When selecting a stepper motor for an application in the medical industry, many factors need to be considered. After all, equipment that is used in the medical field relies on high-quality components that provide consistently high performance. These applications, whether they are pumps, life science-related, or general lab automation, are often used in environments that are crucial to patients and technicians alike. In this case study, we will take a sneak peek into an application involving surgical robotics!
Lin Engineering was approached by a customer whose main objective was to allow healthcare professionals to easily and accurately control robotic arms, which in turn would be responsible for conducting a variety of patient-related procedures. The customer had already worked with prototypes from a different stepper motor manufacturer and found the following problems:
- The stepper motor exhibited too much resonance (or vibration)
- The excess vibration resulted in uneven movements and inaccurate motion
- The stepper was too loud
Lin Engineering’s application team reviewed the information that was critical to the customer’s application; namely, the speed range at which the stepper motor would typically be operated, the space constraints of the application, and how much power (i.e. current and voltage) was being applied to the stepper motor.
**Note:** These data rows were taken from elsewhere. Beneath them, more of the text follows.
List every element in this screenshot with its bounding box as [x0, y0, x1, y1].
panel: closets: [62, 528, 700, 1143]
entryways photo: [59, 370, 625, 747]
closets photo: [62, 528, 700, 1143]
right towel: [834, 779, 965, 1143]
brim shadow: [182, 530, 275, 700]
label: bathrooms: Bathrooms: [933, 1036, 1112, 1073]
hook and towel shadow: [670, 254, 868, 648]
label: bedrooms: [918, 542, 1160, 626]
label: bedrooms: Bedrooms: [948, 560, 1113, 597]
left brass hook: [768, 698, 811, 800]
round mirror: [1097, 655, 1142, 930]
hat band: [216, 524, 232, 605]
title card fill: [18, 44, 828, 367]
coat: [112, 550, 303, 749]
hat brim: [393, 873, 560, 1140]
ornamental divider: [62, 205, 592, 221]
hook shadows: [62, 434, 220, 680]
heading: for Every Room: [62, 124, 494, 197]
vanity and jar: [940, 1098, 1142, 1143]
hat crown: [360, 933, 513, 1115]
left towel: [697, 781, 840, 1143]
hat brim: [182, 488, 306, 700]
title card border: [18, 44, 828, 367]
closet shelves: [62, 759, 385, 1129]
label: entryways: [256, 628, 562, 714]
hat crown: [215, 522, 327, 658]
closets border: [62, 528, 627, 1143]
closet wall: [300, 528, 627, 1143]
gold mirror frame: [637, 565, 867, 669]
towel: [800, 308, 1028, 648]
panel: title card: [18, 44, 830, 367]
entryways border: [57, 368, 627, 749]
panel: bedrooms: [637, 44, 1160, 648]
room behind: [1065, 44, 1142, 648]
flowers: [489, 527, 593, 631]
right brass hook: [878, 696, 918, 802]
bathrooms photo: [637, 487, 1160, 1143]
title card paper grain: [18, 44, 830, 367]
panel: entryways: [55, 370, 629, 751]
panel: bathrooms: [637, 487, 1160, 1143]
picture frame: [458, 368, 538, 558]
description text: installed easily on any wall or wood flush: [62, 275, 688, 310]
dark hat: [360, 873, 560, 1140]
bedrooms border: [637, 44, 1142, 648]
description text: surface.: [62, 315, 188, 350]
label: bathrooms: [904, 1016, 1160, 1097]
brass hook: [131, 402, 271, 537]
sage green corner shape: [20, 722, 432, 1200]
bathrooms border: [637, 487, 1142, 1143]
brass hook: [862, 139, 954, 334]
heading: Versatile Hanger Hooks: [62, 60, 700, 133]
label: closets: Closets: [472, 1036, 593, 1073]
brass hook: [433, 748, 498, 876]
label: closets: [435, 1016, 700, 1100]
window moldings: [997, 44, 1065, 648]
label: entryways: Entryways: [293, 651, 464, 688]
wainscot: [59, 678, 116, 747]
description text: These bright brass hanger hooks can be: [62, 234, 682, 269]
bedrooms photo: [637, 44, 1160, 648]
After some initial calculations and testing, it was determined that the customer’s required operating speed range was at or near that particular motor’s resonant frequency. This resulted in higher-than-normal vibration/resonance and a high-pitched noise. All stepper motors have an inherent amount of resonance which typically occurs at lower speeds. There are certain measures that can be taken from both the motor standpoint and the driver/controller aspect in order to help reduce this vibration. From the motor aspect, applications engineers at Lin Engineering typically look at the following options:
- Optimizing the motor’s internal winding in order to shift the motor’s resonant point outside of the customer’s operating speed range
- Adding a mechanical damper in order to lower the vibration amplitude and shift the resonant frequency.
- Changing the microstepping setting of the step motor driver.
In this situation, options 2 and 3 were not suitable for the customer’s application given that there were size constraints and the customer did not want to change any of their driver and controller settings. Optimizing the motor’s winding was the preferred option as:
- Successfully implementing this type of solution would help the customer avoid making any costly changes to their instrument
- The customer could save time and valuable resources by not having to revert to an extensive trial-and-error process
- Obtaining a custom winding comes with no additional cost; just better performance
The applications engineering group at Lin was able to design a new winding that essentially shifted the resonant point away from the primary operating speed. Doing so got rid of the high pitch noise the stepper motor was previously exhibiting. Furthermore, the mechanical vibration was also reduced resulting in smoother motion and more accurate steps/movement.